Summarize the SQL Language , SQL Standards and SQL Commands
02.06.2010 by admin - 0 CommentPosted in Oracle
Summarize the SQL Language
SQL is defined, developed, and controlled by international bodies. Oracle Corporation does not have to conform to the SQL standard but chooses to do so. The language itself can be thought as being very simple (there are only 16 commands), but in practice SQL coding can be phenomenally complicated. That is why a whole book is needed to cover the bare fundamentals.
SQL Standards
Structured Query Language (SQL) was first invented by an IBM research group in the ’70s, but in fact Oracle Corporation (then trading as Relational Software, Inc.) claims to have beaten IBM to market by a few weeks with the first commercial implementation: Oracle 2, released in 1979. Since then the language has evolved enormously and is no longer driven by any one organization.
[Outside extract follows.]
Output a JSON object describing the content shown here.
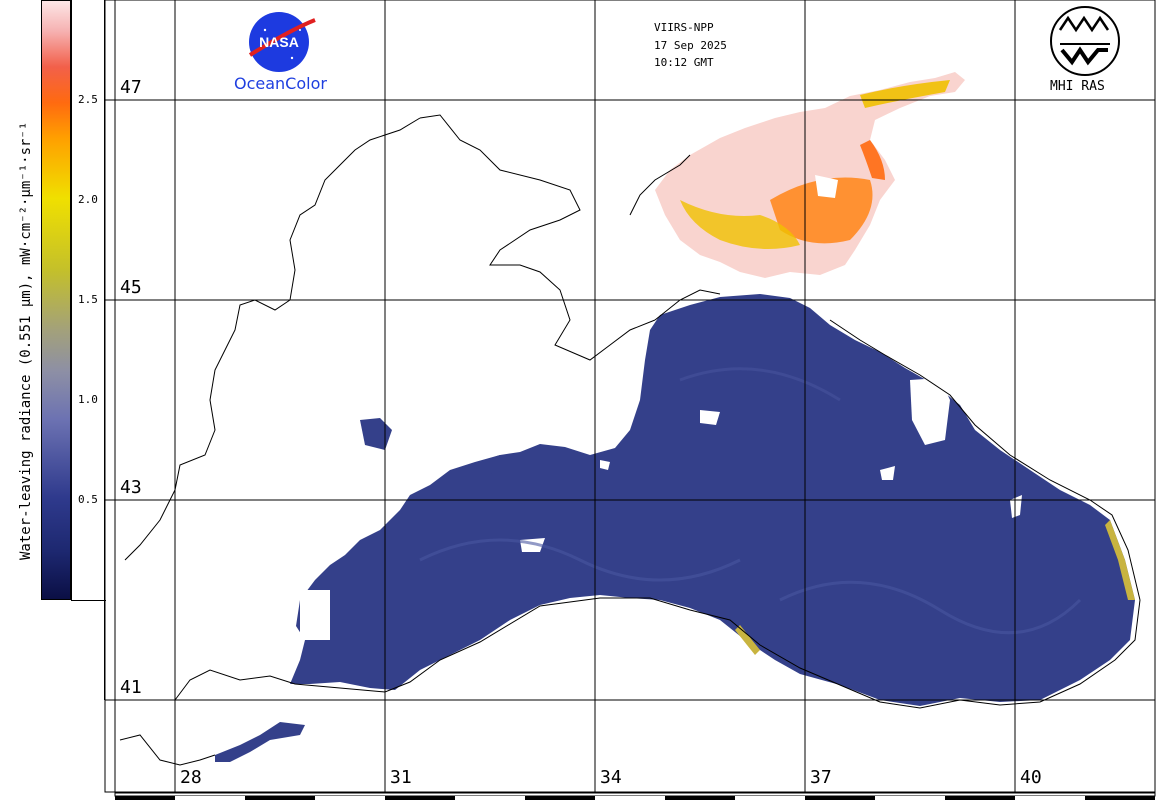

SQL is now an international standard. It is managed by committees from ISO and ANSI. ISO is the Organisation Internationale de Normalisation, based in Geneva; ANSI is the American National Standards Institute, based in Washington, DC. The two bodies cooperate, and their SQL standards are identical.
Earlier releases of the Oracle database used an implementation of SQL that had some significant deviations from the standard. This was not because Oracle was being deliberately different: it was usually because Oracle implemented features that were ahead of the standard, and when the standard caught up, it used different syntax. An example is the outer join (detailed in Chapter 8), which Oracle implemented long before standard SQL; when standard SQL introduced an outer join, Oracle added support for the new join syntax while retaining support for its own proprietary syntax. Oracle Corporation ensures future compliance by inserting personnel onto the various ISO and ANSI committees and is now assisting with driving the SQL standard forward.
SQL Commands
These are the 16 SQL commands, separated into commonly used groups:The Data Manipulation Language (DML) commands:
SELECT
INSERT
UPDATE
DELETE
MERGE
The Data Definition Language (DDL) commands:
CREATE
ALTER
DROP
RENAME
TRUNCATE
COMMENT
The Data Control Language (DCL) commands:
GRANT
REVOKE
The Transaction Control Language (TCL) commands:
COMMIT
ROLLBACK
SAVEPOINT
The first command, SELECT, is the main subject of Chapters 2 through 9. The remaining DML commands are covered in Chapter 10, along with the TCL commands. DDL is detailed in Chapters 11 and 12. DCL, which has to do with security, is only briefly mentioned: it falls more into the domain of the database administrator than the developers.